I’m already hurdling the fence. Three long strides, and I’m sliding down a pulpy pile of paper products in varying states of decay. Nothing is dumped here anymore, but plenty of garbage blows into the pit before it’s compacted. Luckily, none of it is too disgusting. Although once I did land squarely on the carcass of a decaying vulture. Not my best day.

In a matter of seconds, we’re underground, and I’m leading the way through the system of natural caves to a spot outside the shield wall—the most sacred place in my confined world, my mother’s garden.

Behind me, Neca’s feet fall softly on the smooth floor of the cave. He’s as graceful as he is strong. The fact does nothing to lessen my anger at his presence. There is zero chance I’m leading Centavo’s errand boy to my mother’s garden.

Sure, the trip was originally my idea. That involved me alone making more logwood tea. Now Centavo has me fetching buds from a weed I nearly killed off due to it overgrowing half the garden during the time it took Olin and me to rediscover it.

He had known it would be there, described it down to its serrated leaflets and sticky resin. He swore he’d never been to the garden, that he didn’t know where it was and didn’t want to. You don’t have to trust me. Hell, I don’t even trust you. But you’re taking Neca. Those had been his exact words. When I asked him why, the whole plan got ridiculous.

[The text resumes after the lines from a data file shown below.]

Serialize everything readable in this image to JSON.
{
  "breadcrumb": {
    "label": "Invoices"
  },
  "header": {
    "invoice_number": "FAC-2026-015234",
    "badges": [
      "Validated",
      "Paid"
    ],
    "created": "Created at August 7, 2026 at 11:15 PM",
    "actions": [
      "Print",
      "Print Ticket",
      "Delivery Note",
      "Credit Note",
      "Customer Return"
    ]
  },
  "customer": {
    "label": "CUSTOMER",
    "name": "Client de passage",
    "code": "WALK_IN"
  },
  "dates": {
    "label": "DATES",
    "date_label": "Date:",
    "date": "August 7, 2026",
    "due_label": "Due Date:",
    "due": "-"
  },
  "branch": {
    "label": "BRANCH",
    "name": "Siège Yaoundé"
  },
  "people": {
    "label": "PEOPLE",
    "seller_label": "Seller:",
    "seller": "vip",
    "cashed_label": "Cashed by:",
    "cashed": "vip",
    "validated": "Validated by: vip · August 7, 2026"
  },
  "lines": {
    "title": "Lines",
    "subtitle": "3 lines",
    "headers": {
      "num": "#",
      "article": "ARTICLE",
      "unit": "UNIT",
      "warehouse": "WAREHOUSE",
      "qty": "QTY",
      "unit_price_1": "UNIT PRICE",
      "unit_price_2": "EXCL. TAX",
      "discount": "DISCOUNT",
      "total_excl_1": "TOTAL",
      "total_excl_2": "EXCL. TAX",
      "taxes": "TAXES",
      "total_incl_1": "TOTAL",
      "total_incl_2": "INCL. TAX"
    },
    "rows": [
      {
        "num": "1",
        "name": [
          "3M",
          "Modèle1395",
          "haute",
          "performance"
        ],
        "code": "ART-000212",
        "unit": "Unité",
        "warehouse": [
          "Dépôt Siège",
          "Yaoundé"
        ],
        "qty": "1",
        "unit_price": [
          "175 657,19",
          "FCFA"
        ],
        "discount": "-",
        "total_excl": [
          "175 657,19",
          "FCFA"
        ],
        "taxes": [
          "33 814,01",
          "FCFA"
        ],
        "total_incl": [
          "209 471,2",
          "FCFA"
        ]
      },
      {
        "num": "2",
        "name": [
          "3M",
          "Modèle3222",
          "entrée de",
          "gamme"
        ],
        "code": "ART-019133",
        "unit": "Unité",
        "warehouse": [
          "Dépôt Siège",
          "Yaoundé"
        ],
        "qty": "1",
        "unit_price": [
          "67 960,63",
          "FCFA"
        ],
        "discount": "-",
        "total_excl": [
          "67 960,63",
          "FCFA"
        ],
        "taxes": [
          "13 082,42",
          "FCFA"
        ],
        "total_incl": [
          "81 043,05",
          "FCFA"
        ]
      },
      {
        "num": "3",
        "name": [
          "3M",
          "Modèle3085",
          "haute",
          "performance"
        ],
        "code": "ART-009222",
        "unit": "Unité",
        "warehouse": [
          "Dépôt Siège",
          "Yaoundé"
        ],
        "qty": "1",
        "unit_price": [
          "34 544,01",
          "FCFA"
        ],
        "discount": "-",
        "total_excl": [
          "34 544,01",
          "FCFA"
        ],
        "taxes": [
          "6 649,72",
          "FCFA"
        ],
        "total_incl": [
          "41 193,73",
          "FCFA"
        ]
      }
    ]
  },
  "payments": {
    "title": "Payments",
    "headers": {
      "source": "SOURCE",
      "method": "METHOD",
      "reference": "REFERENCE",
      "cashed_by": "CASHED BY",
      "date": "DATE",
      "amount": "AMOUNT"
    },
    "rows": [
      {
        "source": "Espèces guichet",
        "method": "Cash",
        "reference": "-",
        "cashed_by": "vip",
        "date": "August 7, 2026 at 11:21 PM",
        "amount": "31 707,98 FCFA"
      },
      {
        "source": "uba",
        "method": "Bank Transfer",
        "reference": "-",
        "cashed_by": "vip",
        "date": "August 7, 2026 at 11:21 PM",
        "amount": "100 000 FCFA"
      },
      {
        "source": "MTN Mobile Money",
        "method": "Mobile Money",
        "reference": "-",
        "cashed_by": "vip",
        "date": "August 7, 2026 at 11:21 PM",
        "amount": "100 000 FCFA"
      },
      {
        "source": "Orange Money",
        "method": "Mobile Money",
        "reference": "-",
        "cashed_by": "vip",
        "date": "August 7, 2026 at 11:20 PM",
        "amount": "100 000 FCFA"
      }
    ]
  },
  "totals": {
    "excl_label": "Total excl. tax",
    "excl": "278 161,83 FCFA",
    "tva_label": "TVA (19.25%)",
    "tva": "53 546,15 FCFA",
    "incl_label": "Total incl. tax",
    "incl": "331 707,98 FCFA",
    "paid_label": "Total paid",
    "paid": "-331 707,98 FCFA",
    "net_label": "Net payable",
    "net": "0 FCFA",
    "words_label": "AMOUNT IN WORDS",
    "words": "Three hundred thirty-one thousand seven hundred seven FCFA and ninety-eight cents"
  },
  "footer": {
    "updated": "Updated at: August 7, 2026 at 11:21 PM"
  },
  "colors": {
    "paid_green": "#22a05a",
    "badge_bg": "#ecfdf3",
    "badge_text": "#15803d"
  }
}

At least locating a plant in my mother’s garden is something I can work with. Adaptations are inevitable—with plants, with people. I’ll figure out what to do with Neca along the way.

The hazards of running in the dark force me to slow my pace. I’m intimately familiar with my surroundings, and due to the occasional distant opening, the caves aren’t pitch black. Still, I’m not accustomed to navigating them at high speeds.